Allegre-Cebollada — a post-doc at Columbia — is the first author of reference 7, a paper in Nature Chemistry. We’ve tried to contact him, as well as the authors of the paper and the editor’s journal, and will update with anything we learn. Whatever the circumstances under which this happened, the authors seem to have been doing all they could — and swiftly — to clean up the scientific record.

In the meantime, the notice reminded us of one of the best scenes in Annie Hall, when Woody Allen conjures up Marshall McLuhan to administer an intellectual beat-down on a particularly pretentious moviegoer. Courtesy of IMDB:

Alvy Singer (Woody Allen): He can give it… do you have to give it so loud? I mean, aren’t you ashamed to pontificate like that? And the funny part of it is, Marshall McLuhan, you don’t know anything about Marshall McLuhan!
Man in theater line: Oh, really? Well, it just so happens I teach a class at Columbia called “TV, Media and Culture.” So I think my insights into Mr. McLuhan, well, have a great deal of validity!
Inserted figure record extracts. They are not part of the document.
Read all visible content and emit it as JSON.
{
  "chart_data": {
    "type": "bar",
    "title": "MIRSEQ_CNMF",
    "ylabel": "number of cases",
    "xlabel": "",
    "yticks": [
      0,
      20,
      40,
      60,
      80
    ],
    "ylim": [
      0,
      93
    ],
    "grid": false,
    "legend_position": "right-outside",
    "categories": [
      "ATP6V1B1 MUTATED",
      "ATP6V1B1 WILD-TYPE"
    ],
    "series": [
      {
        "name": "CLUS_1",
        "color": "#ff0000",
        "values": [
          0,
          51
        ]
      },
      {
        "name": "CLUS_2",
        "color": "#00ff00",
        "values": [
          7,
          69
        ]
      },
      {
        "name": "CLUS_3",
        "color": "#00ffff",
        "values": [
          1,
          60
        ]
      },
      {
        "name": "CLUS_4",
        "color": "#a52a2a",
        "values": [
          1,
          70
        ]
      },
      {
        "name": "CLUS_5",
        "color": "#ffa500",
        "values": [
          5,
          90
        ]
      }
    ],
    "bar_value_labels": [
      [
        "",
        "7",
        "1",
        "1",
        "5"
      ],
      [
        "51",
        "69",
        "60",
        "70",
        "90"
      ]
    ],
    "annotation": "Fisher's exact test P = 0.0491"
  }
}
Alvy Singer: Oh, do ya? Well, that’s funny, because I happen to have Mr. McLuhan right here, so, so, yeah, just let me…
[pulls McLuhan out from behind a nearby poster]
Alvy Singer: come over here for a second… tell him!
Marshall McLuhan: I heard what you were saying! You know nothing of my work! You mean my whole fallacy is wrong. How you got to teach a course in anything is totally amazing!
Alvy Singer: Boy, if life were only like this!